The problem I’m noticing is, the higher the log number, it takes longer for it to be mounted. Most time seems spent on the xlog_find_tail() call. 

Thank you!

- Chanchal

^ permalink raw reply	[flat|nested] 6+ messages in thread

* Re: XFS journal log resetting
  2021-12-10 18:27 XFS journal log resetting Chanchal Mathew
@ 2021-12-10 21:36 ` Dave Chinner
  2021-12-11  0:09   ` Chanchal Mathew
       [not found]   ` <F6A3B616-EF69-4AFF-BB12-17D6E53AC8D3@gmail.com>
  0 siblings, 2 replies; 6+ messages in thread
From: Dave Chinner @ 2021-12-10 21:36 UTC (permalink / raw)
  To: Chanchal Mathew; +Cc: linux-xfs

On Fri, Dec 10, 2021 at 10:27:11AM -0800, Chanchal Mathew wrote:
> Hi
> 
> A question for the developers -
> 
> Is there a reason why a clean unmount on an XFS filesystem would
> not reset the log numbers to 0? The xfs_logprint output shows the
> head and tail log numbers to have the same number > 0 and as
> CLEAN. But the log number is not reset to 0 without running a
> xfs_repair -L. Is there a reason it’s not done as part of the
> unmount?

Yes.

Log sequence numbers are a persistent record of when a given
metadata object was modified. They are stored in all metadata, not
just the log, and are used to determine if the modification in the
log found at recovery time is already present in the on-disk
metadata or not.

Resetting the number back to zero basically breaks this recovery
ordering verification, and takes us back to the bad old days of the
v4 filesystem format where log recovery could overwrite newer
changes in metadata. That could cause data loss and corruption
problems when recovering newly allocated inodes and subsequent
changes....

> The problem I’m noticing is, the higher the log number, it takes
> longer for it to be mounted. Most time seems spent on the
> xlog_find_tail() call. 

The log sequence number has nothign to do with how long
xlog_find_tail() takes to run. entirely dependent on the size
of the log and time it takes to binary search the journal to find
the head. The head then points at the tail, which then gets
verified.
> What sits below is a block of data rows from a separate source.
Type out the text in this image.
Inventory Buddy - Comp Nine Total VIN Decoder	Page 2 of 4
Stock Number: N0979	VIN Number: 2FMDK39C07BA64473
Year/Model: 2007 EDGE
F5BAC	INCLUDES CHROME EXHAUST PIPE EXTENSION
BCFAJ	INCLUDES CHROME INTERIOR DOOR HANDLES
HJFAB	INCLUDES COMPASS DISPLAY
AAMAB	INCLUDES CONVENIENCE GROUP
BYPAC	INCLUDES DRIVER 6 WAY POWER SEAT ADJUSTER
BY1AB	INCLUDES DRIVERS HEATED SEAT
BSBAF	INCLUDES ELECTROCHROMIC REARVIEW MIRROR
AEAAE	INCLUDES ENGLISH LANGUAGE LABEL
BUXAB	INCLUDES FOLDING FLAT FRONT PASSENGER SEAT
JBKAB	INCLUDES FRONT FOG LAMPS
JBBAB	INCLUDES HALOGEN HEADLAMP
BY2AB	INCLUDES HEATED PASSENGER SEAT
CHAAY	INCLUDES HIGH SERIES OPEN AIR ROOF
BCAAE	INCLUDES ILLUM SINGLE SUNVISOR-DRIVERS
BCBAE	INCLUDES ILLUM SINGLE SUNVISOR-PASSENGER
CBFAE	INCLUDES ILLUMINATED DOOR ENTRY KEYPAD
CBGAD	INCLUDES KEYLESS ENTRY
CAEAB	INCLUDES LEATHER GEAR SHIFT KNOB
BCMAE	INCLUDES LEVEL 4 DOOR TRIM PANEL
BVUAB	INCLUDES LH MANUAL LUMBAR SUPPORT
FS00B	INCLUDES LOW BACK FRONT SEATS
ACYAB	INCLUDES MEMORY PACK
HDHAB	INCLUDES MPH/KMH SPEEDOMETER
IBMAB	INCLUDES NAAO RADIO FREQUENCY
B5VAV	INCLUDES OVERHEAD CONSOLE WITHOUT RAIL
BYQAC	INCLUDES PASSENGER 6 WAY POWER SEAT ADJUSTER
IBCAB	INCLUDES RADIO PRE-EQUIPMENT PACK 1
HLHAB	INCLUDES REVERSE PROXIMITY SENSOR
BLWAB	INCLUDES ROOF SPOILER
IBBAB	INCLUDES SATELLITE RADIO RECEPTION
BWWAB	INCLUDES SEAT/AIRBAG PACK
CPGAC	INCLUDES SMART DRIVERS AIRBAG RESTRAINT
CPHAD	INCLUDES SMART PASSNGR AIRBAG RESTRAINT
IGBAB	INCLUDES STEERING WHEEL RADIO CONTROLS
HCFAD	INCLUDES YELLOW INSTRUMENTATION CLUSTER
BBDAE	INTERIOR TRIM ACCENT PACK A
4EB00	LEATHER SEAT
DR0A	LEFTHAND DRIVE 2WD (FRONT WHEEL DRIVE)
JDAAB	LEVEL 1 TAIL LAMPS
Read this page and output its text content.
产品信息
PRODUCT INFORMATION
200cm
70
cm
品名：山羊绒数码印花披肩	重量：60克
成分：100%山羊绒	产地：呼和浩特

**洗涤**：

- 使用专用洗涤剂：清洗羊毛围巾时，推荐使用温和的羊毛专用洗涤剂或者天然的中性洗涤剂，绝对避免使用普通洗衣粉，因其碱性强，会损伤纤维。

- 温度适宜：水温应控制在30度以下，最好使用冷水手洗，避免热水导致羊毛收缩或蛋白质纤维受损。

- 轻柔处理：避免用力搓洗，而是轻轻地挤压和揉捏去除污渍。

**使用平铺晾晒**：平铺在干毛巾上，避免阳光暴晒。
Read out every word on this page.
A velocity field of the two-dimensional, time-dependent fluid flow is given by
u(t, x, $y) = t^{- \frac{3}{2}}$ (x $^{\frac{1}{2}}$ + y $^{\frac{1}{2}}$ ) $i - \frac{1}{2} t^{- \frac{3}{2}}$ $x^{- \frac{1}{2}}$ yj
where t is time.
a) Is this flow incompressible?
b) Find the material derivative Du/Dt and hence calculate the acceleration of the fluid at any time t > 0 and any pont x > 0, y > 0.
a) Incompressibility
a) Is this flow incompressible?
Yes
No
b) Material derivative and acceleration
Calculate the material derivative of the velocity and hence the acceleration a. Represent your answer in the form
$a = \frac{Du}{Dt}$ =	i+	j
Once the head and tail are found, the journal contents
between the head and tail are CRC checked, and the time this takes
is entirely dependent on the distance between the head and tail of
the log (i.e. up to 2GB of journal space might get CRC'd here).

But at no point do larger LSNs make this take any longer.  The upper
32 bits of the LSN is just a cycle number, and it is always
interpreted as "past, current, next" by the xlog_find_tail()
process no matter what it's magnitude is. i.e. log recvoery only has
3 cycle states it cares about, regardless of how many cycles the log
has actually run.

-Dave.
-- 
Dave Chinner
david@fromorbit.com

^ permalink raw reply	[flat|nested] 6+ messages in thread

* Re: XFS journal log resetting
  2021-12-10 21:36 ` Dave Chinner
@ 2021-12-11  0:09   ` Chanchal Mathew
  2021-12-11  5:55     ` Eric Sandeen
       [not found]   ` <F6A3B616-EF69-4AFF-BB12-17D6E53AC8D3@gmail.com>
  1 sibling, 1 reply; 6+ messages in thread
From: Chanchal Mathew @ 2021-12-11  0:09 UTC (permalink / raw)
  To: Dave Chinner; +Cc: linux-xfs

Thank you for the explanation!

Wouldn’t we expect zero pending modification or no unwritten data when a device is cleanly unmounted? Or do you mean, a successful ‘umount’ run on the device doesn’t guarantee there are no pending changes?

The devices I’m testing on are image files with same amount of data. One with lower log number is quicker to mount. 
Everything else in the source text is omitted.